11 - 22/02/2009 - POLYNESIE MON AMIE

Publié le par matthias

 

La Polynésie Française . Terres de mythes paradisiaques, véhiculés par les premiers découvreurs et voyageurs .

Mais aujourd'hui, en 2009 , mythe ou réalité ? Je ne m'attend donc à rien pour ne pas être déçu . Tellement entendu de choses négatives sur Papeete la « sans charme » , Bora Bora la défigurée par le tourisme , les prix exhorbitants pour le moindre produit , le fléau de l'obésité , où vahinée rime bien souvent avec gonflée .

Sauf qu'au final , même si ces critiques sont partiellement vraies , la Polynésie , celle à laquelle j'ai pu avoir accès , c'est vraiment bien autre chose !

Unique au Monde ! Réellement .

J'ai pu avoir une masse énorme  de témoignages personnels de natifs ou d'expats, qui m'ont permis d'encore mieux apprécier cette société originale .

Premièrement et principalement grâce à François qui m'a accueilli dès ma descente d'avion avec le traditionnel collier de fleurs .

Ancien camarade de lycée de ma soeur Astrid - ça date un peu ...- , j'ai repris contact avec lui, à tout hasard, seulement quelques jours avant d'arriver . Adoptant une hospitalité toute polynésienne , et grand connaisseur et admirateur, en vivant ici depuis maintenant plus de 10 ans, de ce monde de l'Océanie , il m'a répondu aussitôt qu'il pourrait évidemment m'héberger et me faire découvrir les multiples centres d'intérêts de Tahiti et de sa voisine Moorea , car c'était la Tradition ici .

Grâce à lui , j'ai pu rencontrer Xavier – ancien négociant international de perles - et Taina – ancienne GO du Club Med - à Moorea, et vivre l'expérience unique de dormir sur le Motu que la Capitaine Cook utilisait comme observatoire grâce à sa végétation peu élevée. Cette île corallienne déserte, proche de la Barrière de corail , appartenant à la famille de Taina .



Puis sur l'Ile sauvage de Huahine , j'ai croisé toute la famille Tetumu qui me louait ma tente en bord de lagon . Seul campeur , j'ai partagé avec eux certains repas et observé la vie d'une famille vivant sur une Ile relativement loin de la capitale tahitienne . Une grande famille . En plus de Terii et Christelle , les cinq jolis et espiègles enfants : leilani (fleur du paradis), herenui ( grand amour du dieu du ciel), teriihia , teriitauairohutu ( le généreux), et le petit denier , teraihivanui ( grand gardien du ciel ) . La vie d'un enfant au bord du lagon n'est pas désagréable , partagée entre l'école , la pêche , le cerf-volant , la plongée . Terii , le papa , ancien militaire de carrière , est loin d'être avare pour leur transmettre les pratiques ancestrales qu'il a lui-même reçu de ses parents médecins traditionnels.
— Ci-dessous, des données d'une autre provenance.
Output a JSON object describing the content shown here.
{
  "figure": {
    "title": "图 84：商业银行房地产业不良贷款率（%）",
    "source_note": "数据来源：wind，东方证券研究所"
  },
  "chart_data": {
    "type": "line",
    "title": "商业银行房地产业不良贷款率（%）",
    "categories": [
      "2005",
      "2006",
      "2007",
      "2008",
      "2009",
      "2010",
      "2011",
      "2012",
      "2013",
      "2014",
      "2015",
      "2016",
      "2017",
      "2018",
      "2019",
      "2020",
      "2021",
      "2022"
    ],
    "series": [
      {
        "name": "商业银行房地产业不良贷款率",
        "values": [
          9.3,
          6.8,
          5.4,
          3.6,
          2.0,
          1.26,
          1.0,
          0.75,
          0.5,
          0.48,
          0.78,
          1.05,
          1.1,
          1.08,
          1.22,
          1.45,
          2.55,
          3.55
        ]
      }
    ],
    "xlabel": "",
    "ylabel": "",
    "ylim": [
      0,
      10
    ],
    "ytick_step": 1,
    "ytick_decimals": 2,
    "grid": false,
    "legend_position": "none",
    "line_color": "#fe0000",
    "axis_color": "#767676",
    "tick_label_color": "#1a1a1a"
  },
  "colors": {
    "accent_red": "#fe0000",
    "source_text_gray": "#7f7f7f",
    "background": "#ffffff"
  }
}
Mon expérience polynésienne est difficile à résumer, tant elle touche à de multiples sensations captées , de sentiments diffus, des odeurs entêtantes et envoutantes partout , de petites choses qui font un Tout .

Et ce Tout est très grandement positif !!!

La Polynésie ce n'est pas que plage de sables blancs et lagons bleus . C'est cela , certainement . Mais c'est aussi la nature magnifique du relief des îles , partagé entre baies profondes et montagnes luxuriantes, pour les 3 îles de l'archipel de la Société que j'ai pu visité ( la Polynésie étant immense , cinq archipels disséminés sur une surface représentant celle de l'Europe ) .

Mais c'est surtout les polynésiens !

Leur très haut degré de gentillesse les met tout en haut du podium des peuples de cette planète, suivant mon expérience . Doux et simple, souvent une fleur derrière l'oreille , le polynésien a toujours un salut pour les visiteurs . Anecdotiquement , je n'ai pas réussi à me faire pendant ce court séjour , au fait que, malgré une très importante circulation automobile , dès que je commençais à vouloir m'engager sur n'importe quel passage clouté de Papeete , toutes les voitures s'arrêtaient pour me laisser passer , avec pour certain un petit salut amical de la main ! Très loin de Paris , et à des millions d'années-lumière de Rio …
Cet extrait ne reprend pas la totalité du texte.